Le forum de l’eau s’est déroulé sur trois jours. Huit cents personnes ont été invités, couvrant l’ensemble des acteurs de l’eau. Trois-cent-cinquante personnes ont effectivement assisté. Sur les trois jours, une journée et demi a été consacrée à des débats en plénière et retours d’expérience de pays étranger (Israël, Australie, Polynésie, France). Les trois autres demi-journées ont été consacrées à des ateliers participatifs. Les ateliers se déroulaient sur deux heures, avec une participation de trente à quatre-vingt personnes. Sur chaque demi-journée, huit ateliers de deux heures, menés en parallèle ont été mis en place autour de quatre thématiques différentes.

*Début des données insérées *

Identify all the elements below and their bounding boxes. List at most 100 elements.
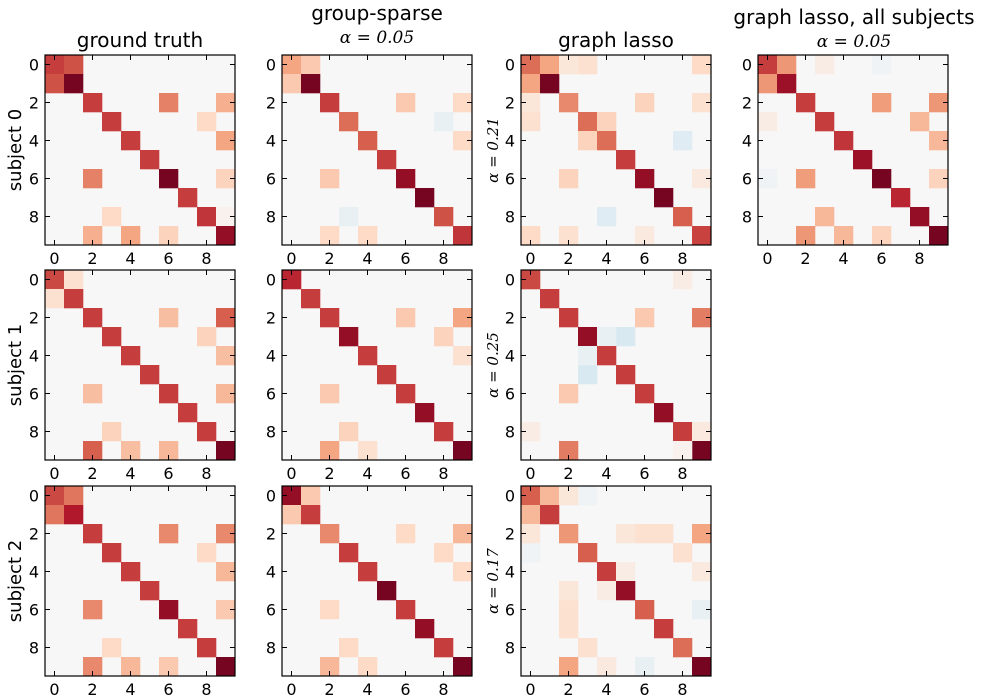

Une équipe de vingt-quatre animateurs a appuyé le processus.

Chaque atelier thématique avait la même organisation : un partage synthétique du diagnostic réalisé en amont du forum (sous forme d’une présentation-discussion), un travail par sous-groupe autour de« résultats à atteindre » (sur la base de la fiche présentée sur la figure 3), un partage des propositions de chaque sous-groupe. À la fin de l’atelier, les participants pouvaient prioriser à l’aide de gommettes, les résultats à atteindre perçus comme les plus importants. Plutôt que de faire travailler les participants sur des propositions d’actions (comme prévu dans le schéma classique COOPLAN présenté figure 2), les groupes ont travaillé sur des résultats à atteindre (figure 3). Chaque groupe, de trois à sept personnes selon les ateliers, proposait ainsi un résultat à atteindre de la politique de l’eau en Nouvelle-Calédonie. Pour chaque résultat à atteindre, le groupe définit un calendrier (court terme, moyen terme ou long terme) et des porteurs (Gouvernement, Provinces…). Chaque groupe réfléchit également aux prérequis nécessaires pour atteindre ce résultat, en termes de compétences, d’outils techniques, de réglementation, de financements. Les impacts sur la santé, sur l’économie, sur l’environnement et en termes d’aménagements du territoire sont réfléchis. Chaque groupe restituait ensuite devant les personnes de l’atelier, puis les participants devaient prioriser les fiches en posant une gommette sur celles qu’ils considéraient comme les plus importantes pour le territoire. 

La synthèse des fiches remplies par les sous-groupes a été réalisée par les membres de la MISE le soir des ateliers et a servi pour le compte rendu du forum prévu le lendemain. 

Enfin après le forum, six ateliers complémentaires ont été réalisés dans six grandes localités de la Nouvelle Calédonie (intitulées « rencontres typologiques » sur la figure 1). Ces ateliers locaux ont permis d’intégrer des demandes spécifiques à des types de régions géographiques et de compléter les propositions faites lors du forum.

L’ensemble de ces propositions de résultats a ensuite constitué la base du schéma d’orientation de la PEP et du document de planification associée.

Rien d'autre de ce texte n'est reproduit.